“One of the more liberal and, at times, most mischievous interpretations of both the Canon and the leading characters” [Alex. Kane]
Classic Holmes Film For Belfast
Billy Wilder’s The Private Life of Sherlock Holmes is being screened at the QFT Belfast on Thursday 18 April 2013 at 9.30pm as part of the 13th Belfast Film Festival.
Novelist Jonathan Coe, who says this 1970 cult classic is one of his favourites, will be introducing the film. The programme starts at 9.30, and with the film lasting 125 minutes, don’t expect to be leaving the cinema until around midnight. We aren’t organising a special outing, just leaving it up to members to make their own arrangements.
Booking
You can book online at Belfast Film Festival or at QFT. The price per person is £7.
You can also book in person at the Belfast Welcome Centre, 47 Donegall Place, Belfast, BT1 5AD. The Festival is a ticketless event so you’ll be given a receipt. Other events in what is a very impressive Festival line-up can also be booked there.
Alternatively you can just turn-up on the night at the QFT (from half an hour before the programme starts). However, to avoid possible disappointment, booking is the option we’d recommend.
Festival Programme
You can download a PDF of the entire programme brochure at Belfast Film Festival.
You can get a hard copy of this brochure (it’s free) from the Belfast Central Library, other Public Libraries in the Belfast area and also the Belfast Welcome Centre (see above). The QFT April brochure lists the film but doesn’t have anything else to say about it.
Down Memory Lane
For those who revel in this sort of thing, we can tell you that The Private Life of Sherlock Holmes had its Belfast premiere at the Avenue cinema (a Rank Odeon house) in Royal Avenue on Monday 22 February 1971. The building disappeared when the Castle Court shopping centre was built in the 1980s. The Avenue (previously the Regent, originally the Picture House) was directly opposite Garfield Street (still there).
The film ran at the Avenue for 6 days before moving out to the suburbs, for a 3-day run on Thursday 18 March at the Strand on the Holywood Road and also at the Majestic on the Lisburn Road. Both these cinemas were part of the ABC circuit, which also included “Ulster’s super cinema,” the Ritz in Fisherwick Place.

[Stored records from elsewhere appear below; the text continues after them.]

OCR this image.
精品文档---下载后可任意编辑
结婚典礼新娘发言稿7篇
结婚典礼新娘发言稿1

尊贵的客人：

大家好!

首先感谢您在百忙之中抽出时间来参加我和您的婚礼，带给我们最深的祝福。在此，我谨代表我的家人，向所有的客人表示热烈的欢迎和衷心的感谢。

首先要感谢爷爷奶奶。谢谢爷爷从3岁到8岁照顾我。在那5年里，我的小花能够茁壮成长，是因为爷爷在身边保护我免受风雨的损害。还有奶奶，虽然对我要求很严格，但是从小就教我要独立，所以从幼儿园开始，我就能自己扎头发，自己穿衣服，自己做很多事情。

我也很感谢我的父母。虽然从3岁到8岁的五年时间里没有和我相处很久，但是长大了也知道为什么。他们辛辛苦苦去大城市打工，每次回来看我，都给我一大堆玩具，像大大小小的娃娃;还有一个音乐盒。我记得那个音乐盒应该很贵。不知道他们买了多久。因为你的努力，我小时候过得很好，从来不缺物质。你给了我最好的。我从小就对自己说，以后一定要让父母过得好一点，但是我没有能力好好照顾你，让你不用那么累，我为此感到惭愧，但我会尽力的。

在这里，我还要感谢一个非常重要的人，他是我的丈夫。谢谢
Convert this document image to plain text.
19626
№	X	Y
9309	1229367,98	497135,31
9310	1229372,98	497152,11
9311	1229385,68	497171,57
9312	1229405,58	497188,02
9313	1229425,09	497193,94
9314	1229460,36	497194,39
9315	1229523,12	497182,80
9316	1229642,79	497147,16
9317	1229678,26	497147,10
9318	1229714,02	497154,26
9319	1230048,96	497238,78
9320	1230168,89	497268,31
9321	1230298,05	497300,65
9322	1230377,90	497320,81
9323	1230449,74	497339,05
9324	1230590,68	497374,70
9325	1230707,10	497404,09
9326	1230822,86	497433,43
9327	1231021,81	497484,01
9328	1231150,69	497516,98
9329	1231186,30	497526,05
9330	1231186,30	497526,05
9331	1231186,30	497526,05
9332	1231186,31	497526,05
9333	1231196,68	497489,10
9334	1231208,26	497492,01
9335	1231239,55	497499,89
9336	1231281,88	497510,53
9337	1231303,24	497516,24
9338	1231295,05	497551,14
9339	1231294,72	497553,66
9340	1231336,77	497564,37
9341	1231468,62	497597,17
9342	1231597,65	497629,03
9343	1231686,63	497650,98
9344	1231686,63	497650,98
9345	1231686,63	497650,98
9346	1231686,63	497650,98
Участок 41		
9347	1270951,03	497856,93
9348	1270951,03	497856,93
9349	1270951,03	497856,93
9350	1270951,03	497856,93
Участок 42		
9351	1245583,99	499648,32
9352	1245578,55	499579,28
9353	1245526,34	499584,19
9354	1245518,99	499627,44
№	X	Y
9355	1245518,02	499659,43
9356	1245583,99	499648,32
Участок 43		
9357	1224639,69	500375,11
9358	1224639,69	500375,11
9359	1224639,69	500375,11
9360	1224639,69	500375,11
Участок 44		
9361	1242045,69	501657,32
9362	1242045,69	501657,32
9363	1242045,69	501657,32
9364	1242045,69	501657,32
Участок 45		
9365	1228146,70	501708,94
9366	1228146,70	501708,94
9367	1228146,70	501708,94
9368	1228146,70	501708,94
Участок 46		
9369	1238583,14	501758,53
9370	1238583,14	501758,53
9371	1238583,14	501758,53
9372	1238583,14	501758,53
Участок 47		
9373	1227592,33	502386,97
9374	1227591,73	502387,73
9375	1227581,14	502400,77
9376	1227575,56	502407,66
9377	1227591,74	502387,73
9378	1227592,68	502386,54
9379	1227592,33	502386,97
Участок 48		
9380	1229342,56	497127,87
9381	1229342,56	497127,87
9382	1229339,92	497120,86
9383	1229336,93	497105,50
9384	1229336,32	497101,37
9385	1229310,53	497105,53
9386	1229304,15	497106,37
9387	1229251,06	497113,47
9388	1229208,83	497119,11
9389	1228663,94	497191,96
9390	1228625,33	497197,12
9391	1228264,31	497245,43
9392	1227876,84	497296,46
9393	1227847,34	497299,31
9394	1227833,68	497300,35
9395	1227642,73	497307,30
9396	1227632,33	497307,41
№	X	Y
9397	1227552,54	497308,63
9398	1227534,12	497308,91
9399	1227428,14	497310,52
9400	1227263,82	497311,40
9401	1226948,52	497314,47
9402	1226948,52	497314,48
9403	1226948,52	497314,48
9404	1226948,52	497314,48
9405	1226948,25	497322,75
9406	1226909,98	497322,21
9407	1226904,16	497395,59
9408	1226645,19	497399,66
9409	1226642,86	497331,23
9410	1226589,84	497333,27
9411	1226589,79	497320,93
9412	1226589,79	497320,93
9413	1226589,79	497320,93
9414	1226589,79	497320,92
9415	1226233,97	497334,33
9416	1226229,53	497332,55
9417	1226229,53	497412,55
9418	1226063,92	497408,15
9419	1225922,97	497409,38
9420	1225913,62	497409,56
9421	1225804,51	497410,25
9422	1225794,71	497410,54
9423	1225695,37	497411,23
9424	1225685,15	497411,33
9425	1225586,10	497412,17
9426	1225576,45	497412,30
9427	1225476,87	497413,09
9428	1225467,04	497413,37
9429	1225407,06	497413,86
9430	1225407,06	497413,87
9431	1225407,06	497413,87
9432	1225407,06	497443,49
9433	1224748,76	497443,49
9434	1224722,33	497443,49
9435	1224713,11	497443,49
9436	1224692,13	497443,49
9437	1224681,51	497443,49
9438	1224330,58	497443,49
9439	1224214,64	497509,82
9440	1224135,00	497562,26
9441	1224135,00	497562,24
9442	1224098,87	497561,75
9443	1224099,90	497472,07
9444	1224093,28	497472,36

Further suburban sightings were also noted at the Stadium (Shankill Road) and the Broadway (Falls Road) the following month. Again, these were for 3-days runs (a normal feature in cinemas back then, particularly the suburban and provincial ones). Sadly almost all these picture palaces are now but a distant memory, the one exception being the Strand in the east of the city, now a 4-screen and still battling on in what is a fiercely contested market.
The Belfast Film Festival screening is not, as it turns out, the first time that the film has been shown in Belfast since the seventies. Ten years ago to the month (how’s that for a coincidence?) members of the Crew attended a public showing of The Private Life of Sherlock Holmes. The exact date was Friday 25 April 2003 and the venue was the same one as now – the QFT.
The screening of the film, under the banner of the cinema’s “Desert Island Movie” series had been arranged by our own Alex Kane, and the following month he wrote this capsule review for Chronicler (no.4, May 2003).
“Those of us, who gathered to watch The Private Life of Sherlock Holmes at the QFT, enjoyed one of the more liberal and, at times, most mischievous interpretations of both the Canon and the leading characters. Fortunately, as with many of the parodies, the audience left the cinema with their memories enriched and their understanding of Holmes and Watson deepened.”